A razão mais óbvia é a de que o progresso humano é feito de altos e baixos. O ocidente pode ter dado um salto civilizacional, no fim do século XIX à década de 50, mas no meio do caminho houve o nazismo, o fascismo e algumas dezenas de milhões de pessoas morreram nas duas grandes guerras. É perfeitamente previsível que quem via o mundo na virada para os anos 40, na Áustria ou na Alemanha, enxergasse um mundo terrivelmente sombrio. Foi o caso de Stefan Zweig, um dos ícones de minha juventude, que tomou veneno em sua casa de Petrópolis, perto do Carnaval de 1942, deprimido com a destruição da Europa, que tanto amava. Sempre gostei de imaginar que Zweig deveria ter esperado um pouco. Ele teria um extraordinário papel a desempenhar na reconstrução europeia no pós-guerra, poucos anos depois.

Talvez nosso problema consista em como lidar com a incerteza de uma era de rápida mutação tecnológica. Ciclos acelerados de destruição criadora produzem ganhadores e perdedores, oportunidades e riscos, espaços que se abrem e que vão se fechando. Agora mesmo estamos assistindo a um surto desse tipo, com o crescimento vertiginoso da inteligência artificial. De um lado, leio listas e mais listas de funções que se tornarão obsoletas com o ChatGPT, jogando lenha na fogueira nas distopias hararianas sobre os inúteis jogando videogame. De outro, há uma incrível legião de pessoas produzindo obras de arte, revolucionando o aprendizado em sala de aula e criando um infinito número de novos negócios. Negócios que empregarão mais gente, farão crescer a renda, reduzirão ainda mais o preço das coisas e tornarão — para certa inveja de quem já está coroa, como eu — um mundo muito, mas muito melhor do que o nosso. Em especial, e este talvez seja o ponto, se soubermos evitar o “espírito de abismo” e a permanente catastrofização da vida, que parece ter se tornado um dos males de nossa cultura.

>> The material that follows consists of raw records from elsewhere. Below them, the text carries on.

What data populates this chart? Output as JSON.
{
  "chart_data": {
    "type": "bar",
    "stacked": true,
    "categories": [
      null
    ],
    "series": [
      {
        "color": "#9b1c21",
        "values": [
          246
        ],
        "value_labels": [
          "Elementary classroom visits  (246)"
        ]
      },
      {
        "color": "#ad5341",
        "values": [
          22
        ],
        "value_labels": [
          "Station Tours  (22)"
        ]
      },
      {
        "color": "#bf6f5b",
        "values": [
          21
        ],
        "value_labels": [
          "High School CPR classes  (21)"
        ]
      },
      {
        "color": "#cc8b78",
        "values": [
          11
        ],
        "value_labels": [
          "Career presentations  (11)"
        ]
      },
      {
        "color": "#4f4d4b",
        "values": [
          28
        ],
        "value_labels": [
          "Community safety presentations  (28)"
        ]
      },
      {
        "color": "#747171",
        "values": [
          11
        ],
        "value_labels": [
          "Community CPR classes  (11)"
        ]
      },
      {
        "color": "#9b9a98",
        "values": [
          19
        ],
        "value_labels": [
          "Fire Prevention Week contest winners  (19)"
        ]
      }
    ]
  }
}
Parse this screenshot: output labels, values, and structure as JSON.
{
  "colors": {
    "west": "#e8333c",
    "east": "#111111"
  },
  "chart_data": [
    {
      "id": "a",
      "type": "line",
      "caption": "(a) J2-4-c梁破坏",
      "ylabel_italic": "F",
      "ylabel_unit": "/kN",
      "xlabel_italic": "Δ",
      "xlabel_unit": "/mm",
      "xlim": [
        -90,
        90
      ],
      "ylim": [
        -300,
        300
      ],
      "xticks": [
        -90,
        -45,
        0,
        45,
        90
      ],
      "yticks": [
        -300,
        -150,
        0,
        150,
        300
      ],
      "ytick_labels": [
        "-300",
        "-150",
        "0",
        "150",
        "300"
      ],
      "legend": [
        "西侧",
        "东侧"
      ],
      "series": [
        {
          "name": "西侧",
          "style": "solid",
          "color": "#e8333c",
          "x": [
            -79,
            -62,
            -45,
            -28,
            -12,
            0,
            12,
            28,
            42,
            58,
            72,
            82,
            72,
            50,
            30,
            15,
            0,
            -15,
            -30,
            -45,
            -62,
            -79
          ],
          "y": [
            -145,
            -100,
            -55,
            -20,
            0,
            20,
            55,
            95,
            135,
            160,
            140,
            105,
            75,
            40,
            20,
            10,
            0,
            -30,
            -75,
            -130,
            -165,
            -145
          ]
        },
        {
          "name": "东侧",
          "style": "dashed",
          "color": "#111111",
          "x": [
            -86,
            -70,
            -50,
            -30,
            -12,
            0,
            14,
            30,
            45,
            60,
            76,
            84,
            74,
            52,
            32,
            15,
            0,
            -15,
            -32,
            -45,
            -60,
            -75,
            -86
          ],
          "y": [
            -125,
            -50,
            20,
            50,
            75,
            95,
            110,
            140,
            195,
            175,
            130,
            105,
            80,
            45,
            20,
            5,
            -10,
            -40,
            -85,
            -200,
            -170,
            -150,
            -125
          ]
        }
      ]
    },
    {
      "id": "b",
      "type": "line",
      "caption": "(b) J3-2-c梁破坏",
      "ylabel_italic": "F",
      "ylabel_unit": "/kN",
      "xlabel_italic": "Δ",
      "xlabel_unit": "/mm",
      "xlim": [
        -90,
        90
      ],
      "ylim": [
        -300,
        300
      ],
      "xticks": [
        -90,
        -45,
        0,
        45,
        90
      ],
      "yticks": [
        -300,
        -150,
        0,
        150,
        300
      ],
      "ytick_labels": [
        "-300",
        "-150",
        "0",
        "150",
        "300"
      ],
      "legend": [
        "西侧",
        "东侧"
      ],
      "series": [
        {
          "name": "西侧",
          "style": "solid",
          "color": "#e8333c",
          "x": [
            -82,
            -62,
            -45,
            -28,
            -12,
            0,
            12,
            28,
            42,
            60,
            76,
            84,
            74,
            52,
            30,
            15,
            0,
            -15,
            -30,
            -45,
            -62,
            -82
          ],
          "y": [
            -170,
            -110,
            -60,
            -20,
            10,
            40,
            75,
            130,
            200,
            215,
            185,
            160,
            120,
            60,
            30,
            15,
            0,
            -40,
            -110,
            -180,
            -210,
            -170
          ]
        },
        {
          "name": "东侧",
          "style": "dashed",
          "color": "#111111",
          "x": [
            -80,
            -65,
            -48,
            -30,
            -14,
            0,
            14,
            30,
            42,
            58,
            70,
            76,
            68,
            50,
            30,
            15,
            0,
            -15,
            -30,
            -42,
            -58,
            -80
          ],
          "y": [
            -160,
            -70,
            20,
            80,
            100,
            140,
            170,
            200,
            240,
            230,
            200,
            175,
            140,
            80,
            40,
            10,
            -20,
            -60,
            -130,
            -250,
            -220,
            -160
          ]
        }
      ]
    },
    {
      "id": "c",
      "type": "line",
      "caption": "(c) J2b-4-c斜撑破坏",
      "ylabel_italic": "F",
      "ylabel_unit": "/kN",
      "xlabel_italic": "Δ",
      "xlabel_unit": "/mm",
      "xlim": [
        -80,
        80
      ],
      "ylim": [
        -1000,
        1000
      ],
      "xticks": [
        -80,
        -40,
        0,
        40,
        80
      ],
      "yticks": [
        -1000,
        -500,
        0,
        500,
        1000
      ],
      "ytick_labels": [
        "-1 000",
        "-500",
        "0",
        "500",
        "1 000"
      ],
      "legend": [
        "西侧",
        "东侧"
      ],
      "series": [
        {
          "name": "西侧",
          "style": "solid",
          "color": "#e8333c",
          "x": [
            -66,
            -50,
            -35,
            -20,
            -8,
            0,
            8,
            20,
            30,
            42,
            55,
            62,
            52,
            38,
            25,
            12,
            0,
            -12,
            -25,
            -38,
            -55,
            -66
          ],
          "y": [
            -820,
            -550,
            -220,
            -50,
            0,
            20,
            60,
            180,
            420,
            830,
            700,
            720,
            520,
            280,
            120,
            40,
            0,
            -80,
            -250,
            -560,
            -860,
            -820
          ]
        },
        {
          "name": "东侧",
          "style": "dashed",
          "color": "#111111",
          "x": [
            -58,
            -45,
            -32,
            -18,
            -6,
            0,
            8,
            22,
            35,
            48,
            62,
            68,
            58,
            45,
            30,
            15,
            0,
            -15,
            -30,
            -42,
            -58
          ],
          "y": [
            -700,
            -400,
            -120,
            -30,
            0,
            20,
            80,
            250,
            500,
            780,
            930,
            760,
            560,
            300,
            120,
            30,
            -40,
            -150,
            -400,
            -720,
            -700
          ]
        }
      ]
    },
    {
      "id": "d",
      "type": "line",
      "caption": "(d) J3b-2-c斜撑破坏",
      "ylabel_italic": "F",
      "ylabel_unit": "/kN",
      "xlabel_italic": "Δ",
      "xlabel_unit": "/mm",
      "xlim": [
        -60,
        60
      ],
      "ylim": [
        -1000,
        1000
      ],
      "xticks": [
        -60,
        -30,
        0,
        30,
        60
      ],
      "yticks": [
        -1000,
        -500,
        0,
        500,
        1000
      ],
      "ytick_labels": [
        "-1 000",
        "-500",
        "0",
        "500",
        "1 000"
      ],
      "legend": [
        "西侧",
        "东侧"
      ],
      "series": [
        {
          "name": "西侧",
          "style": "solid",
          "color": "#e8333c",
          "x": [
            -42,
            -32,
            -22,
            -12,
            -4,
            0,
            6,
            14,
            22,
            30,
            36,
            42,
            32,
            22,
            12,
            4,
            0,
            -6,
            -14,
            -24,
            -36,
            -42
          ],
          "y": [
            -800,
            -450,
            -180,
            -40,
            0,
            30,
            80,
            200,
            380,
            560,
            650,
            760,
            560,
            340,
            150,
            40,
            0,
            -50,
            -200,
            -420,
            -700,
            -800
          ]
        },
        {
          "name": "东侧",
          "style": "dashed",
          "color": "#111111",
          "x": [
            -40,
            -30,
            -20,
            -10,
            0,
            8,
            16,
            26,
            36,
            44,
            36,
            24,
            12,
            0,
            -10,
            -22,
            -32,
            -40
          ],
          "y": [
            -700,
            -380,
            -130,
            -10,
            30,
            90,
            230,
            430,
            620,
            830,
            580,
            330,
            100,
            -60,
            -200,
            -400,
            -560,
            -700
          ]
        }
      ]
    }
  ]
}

Os arautos do caos farão mais sucesso, no curto prazo, mas não tenho dúvida sobre de quem será a vitória quando se fizer a devida “leitura do tempo”, como disse uma vez meu saudoso pai. Vale o mesmo para a revolução digital. “Estamos ingressando em um ‘novo anarquismo’”, leio de um renomado intelectual, “um mundo de teorias conspiratórias, hostil a qualquer relação de confiança”. De outro, que “não há outra atitude no Brasil que não o completo niilismo”, tudo depois de quatro anos de bombardeio sobre o “fim da democracia” no país. Nada disso aconteceu, mas vai aí a perigosa sutileza. Da perspectiva do caos provém o medo. E com ele a paralisia. A permanente sensação de que há um problema com a liberdade, e a partir daí o desejo de controle. O mesmo medo que levou à histeria do “controle de natalidade”, naquele mundo pautado pelas imagens terríveis de Ehrlich, enquanto, no silêncio diligente, tipos como Borlaug, o “herói esquecido”, como foi chamado quando de sua morte, trabalhavam para erguer pontes e nos levar ao futuro. Quem escolheremos para nos inspirar e educar nossos jovens neste mundo nervoso talvez seja uma boa pergunta que cada um pode fazer a si mesmo.